Saint Henry Walpole, S.J. (1595): When asked to join in prayer with Protestants for his own peaceful death he said “that by the grace of God he was in peace with all the world, and prayed God for all, particularly those who were the cause of his death; but as they were with them; yet he heartily prayed for them, that God would enlighten them with His truth, bring them back to His Church, and dispose them for His mercy” …he also prayed: “…may His Divine Majesty never suffer me to consent to the least thing by which He may be dishonored,, nor you to desire it of me, and God is my witness, that to all here present, and particularly to me accusers, I wish as to myself the salvation of their souls, and to this end they may live in the true Catholic Faith, the only way to eternal happiness.”

Saint Ann Line (1601): “I am sentenced to die for harbouring a Catholic priest, and so far I am from repenting for having so done, that I wish, with all my soul, that where I have entertained one, I could have entertained a thousand.”

Saint John Roberts, O.S.B. (1610)” When accused of coming back into England without authority he said that “he was sent into England by the same authority by which Saint Augustine, the apostle of England, was sent, whose disciple he was, being of the same order, and living under the same rules in which he lived, and that for the profession and teaching of that religion, which Saint Augustine planted in England, he was now condemned to die….”

Saint Edmund Arrowsmith, S.J. (1628): “You gentlemen, who are come hither to see my end, bear witness with me that I die a constant Roman Catholic, and for Jesus Christ’s sake. Let not my death be a hindrance to your well-doing and going forward in the Catholic religion, but rather an encouragement therein.
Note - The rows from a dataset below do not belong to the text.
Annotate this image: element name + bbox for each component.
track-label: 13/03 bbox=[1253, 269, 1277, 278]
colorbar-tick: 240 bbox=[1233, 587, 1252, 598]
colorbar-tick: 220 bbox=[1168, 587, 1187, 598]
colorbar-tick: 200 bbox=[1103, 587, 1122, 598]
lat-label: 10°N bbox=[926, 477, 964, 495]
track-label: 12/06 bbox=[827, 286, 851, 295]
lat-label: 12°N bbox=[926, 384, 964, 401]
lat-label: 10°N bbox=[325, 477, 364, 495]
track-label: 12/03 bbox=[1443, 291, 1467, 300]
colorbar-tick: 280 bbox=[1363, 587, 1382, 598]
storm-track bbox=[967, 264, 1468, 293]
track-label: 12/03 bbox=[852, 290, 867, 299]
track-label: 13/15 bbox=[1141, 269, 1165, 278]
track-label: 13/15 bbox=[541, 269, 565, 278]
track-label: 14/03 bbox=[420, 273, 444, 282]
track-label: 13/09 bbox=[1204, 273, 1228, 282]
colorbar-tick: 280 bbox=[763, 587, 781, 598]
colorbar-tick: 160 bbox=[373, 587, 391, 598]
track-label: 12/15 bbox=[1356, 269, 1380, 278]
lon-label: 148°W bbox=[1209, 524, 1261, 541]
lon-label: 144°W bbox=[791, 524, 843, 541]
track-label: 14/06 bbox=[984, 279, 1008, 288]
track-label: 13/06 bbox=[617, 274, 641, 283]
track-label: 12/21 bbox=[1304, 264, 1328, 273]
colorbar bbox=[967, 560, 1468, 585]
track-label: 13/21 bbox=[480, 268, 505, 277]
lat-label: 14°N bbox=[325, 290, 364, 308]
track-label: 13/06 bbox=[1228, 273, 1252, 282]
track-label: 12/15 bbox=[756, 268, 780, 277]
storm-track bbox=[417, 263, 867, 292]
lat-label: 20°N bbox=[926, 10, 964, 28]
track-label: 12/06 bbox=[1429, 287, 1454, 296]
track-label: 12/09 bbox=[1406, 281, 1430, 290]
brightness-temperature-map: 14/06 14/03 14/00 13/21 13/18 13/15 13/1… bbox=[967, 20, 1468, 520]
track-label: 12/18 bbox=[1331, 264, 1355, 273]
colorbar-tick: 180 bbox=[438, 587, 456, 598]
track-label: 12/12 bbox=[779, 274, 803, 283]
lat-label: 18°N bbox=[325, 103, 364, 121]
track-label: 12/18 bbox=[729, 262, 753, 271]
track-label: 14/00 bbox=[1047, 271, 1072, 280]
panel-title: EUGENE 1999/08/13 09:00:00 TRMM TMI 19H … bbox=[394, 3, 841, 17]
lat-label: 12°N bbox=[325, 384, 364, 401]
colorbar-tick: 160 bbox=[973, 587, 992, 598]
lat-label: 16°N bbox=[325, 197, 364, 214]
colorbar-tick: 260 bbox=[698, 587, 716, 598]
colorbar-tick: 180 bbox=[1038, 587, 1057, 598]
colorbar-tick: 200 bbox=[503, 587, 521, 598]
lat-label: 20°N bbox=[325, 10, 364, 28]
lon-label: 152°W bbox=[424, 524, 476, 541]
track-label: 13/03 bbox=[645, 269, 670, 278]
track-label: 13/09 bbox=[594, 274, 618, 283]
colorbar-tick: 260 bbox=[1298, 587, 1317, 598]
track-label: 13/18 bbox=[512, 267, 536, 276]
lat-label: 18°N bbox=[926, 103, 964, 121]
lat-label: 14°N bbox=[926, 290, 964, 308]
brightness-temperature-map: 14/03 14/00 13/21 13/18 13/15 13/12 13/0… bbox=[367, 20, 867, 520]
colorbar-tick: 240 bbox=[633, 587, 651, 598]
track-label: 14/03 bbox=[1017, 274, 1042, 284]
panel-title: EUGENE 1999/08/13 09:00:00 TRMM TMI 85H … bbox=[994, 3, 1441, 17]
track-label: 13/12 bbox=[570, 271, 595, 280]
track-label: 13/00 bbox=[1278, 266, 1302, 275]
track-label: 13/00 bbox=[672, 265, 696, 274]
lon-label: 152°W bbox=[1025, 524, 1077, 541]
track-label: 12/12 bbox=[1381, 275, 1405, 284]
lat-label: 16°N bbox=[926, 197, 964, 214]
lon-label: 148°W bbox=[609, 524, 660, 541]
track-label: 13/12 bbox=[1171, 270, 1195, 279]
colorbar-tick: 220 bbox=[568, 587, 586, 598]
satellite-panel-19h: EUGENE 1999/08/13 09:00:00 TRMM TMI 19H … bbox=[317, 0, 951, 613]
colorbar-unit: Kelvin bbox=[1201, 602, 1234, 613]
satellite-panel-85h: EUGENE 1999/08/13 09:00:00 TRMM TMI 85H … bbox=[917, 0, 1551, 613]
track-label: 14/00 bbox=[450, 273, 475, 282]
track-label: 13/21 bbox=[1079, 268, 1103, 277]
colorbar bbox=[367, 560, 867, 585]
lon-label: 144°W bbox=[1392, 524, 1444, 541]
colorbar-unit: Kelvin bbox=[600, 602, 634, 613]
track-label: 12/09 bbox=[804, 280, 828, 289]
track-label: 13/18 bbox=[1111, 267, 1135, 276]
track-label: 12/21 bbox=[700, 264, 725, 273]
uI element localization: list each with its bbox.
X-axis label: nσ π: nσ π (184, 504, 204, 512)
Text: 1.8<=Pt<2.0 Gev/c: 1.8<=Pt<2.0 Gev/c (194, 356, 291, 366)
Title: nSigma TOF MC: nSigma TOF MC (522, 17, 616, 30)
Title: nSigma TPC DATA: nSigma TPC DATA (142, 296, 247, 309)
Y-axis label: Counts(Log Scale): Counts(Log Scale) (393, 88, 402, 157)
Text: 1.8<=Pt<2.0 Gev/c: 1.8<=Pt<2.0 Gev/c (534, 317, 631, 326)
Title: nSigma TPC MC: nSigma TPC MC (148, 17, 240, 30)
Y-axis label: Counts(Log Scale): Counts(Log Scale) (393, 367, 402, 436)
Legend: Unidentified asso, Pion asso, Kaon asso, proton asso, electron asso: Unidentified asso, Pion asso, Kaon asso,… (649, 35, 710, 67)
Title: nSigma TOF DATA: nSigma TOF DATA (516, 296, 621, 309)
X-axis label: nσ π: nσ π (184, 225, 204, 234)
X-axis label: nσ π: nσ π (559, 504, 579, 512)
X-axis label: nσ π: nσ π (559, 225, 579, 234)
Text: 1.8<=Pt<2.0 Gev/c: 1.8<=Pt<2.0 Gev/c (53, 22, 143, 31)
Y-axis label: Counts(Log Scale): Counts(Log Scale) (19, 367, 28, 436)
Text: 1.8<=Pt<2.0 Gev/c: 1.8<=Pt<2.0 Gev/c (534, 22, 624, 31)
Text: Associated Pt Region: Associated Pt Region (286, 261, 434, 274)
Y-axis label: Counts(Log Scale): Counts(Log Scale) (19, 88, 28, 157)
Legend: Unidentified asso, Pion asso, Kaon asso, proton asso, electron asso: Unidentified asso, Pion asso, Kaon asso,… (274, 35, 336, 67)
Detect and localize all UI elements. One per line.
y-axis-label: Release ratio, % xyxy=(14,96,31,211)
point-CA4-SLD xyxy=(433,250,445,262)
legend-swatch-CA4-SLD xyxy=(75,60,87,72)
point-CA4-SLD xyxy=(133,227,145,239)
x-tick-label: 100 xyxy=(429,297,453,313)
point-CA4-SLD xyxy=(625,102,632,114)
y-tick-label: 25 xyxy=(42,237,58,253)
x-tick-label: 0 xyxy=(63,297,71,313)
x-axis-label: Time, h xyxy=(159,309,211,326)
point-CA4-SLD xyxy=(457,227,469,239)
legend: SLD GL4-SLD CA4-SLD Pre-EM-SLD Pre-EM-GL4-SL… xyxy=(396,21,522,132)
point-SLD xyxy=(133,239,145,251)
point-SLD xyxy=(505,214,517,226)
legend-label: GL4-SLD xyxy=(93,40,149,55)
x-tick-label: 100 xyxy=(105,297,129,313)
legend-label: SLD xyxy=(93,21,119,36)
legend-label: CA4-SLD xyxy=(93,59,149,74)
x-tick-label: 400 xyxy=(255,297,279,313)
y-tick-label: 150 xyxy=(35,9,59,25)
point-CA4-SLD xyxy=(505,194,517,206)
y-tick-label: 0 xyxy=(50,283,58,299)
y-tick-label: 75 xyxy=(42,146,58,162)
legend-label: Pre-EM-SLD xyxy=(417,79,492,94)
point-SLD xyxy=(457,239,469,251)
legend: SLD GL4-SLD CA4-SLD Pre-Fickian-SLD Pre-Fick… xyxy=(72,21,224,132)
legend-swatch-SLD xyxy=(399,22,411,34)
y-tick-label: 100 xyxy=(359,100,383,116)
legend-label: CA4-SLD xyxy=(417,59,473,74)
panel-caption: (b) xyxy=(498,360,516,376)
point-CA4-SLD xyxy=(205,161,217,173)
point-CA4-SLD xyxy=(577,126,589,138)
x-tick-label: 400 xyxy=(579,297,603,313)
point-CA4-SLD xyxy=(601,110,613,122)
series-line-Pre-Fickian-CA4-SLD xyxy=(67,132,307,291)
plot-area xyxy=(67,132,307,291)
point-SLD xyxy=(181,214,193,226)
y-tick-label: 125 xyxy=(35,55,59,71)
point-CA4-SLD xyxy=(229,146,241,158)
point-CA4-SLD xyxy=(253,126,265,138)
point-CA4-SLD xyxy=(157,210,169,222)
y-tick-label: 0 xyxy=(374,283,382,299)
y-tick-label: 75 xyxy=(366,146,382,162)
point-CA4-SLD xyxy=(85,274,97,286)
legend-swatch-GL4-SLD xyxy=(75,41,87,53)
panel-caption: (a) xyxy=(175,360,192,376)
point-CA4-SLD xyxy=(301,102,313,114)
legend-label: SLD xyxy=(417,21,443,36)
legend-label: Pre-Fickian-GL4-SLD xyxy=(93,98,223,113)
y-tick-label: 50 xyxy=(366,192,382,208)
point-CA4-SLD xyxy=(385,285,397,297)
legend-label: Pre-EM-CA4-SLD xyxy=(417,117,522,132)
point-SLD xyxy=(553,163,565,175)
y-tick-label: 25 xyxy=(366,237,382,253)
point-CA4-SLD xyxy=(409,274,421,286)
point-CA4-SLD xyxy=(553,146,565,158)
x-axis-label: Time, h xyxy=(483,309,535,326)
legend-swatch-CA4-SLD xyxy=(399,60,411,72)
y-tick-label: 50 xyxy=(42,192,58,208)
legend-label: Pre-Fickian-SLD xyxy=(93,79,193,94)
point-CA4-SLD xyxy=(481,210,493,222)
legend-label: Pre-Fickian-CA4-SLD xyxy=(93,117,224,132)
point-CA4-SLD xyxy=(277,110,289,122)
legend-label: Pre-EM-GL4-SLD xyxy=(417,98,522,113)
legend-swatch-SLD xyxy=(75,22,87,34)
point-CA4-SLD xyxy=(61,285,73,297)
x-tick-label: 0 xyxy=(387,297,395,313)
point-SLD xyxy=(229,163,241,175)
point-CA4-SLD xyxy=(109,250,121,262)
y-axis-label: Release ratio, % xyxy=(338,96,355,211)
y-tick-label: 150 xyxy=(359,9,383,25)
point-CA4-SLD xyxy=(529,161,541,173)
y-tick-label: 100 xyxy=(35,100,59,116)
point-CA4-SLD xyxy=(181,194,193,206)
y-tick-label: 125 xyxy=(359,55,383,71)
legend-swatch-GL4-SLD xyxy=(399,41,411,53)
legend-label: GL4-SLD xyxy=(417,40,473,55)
For Jesus’ sake have a care for your souls, than which nothing is more precious; and become members of the true Church as you tender you salvation; for hereafter that alone will do you good. Nothing doth so much grieve me as this England which I pray God soon convert.”

Saint Henry Morse, S.J. (1645): “I am come hither to die for my religion, for that religion which is professed by the Catholic Roman Church, founded by Christ, established by the Apostles, propagated through the ages by an hierarchy always visible to this day, grounded on the testimonies of holy scriptures; upheld by the authority of fathers and councils, out of which, in fine, there can be no hopes of salvation.”

(he continues)…”And I hold for certain that the present tumults, and all the calamities, under which the nation groans, are to be ascribed to nothing else but heresy, and this spawn of so many sets, and that it will be in vain to look for tranquillity and happiness, or any lasting remedy for these evils, as long as this mortal poison remains in the very bowels of the nation…”

Saint Robert Southwell, S.J. (1595): “He cannot have God for his Father that refutes the Catholic Church for his Mother; neither can he attain to the Church Triumphant who is not a member of the Church Militant.”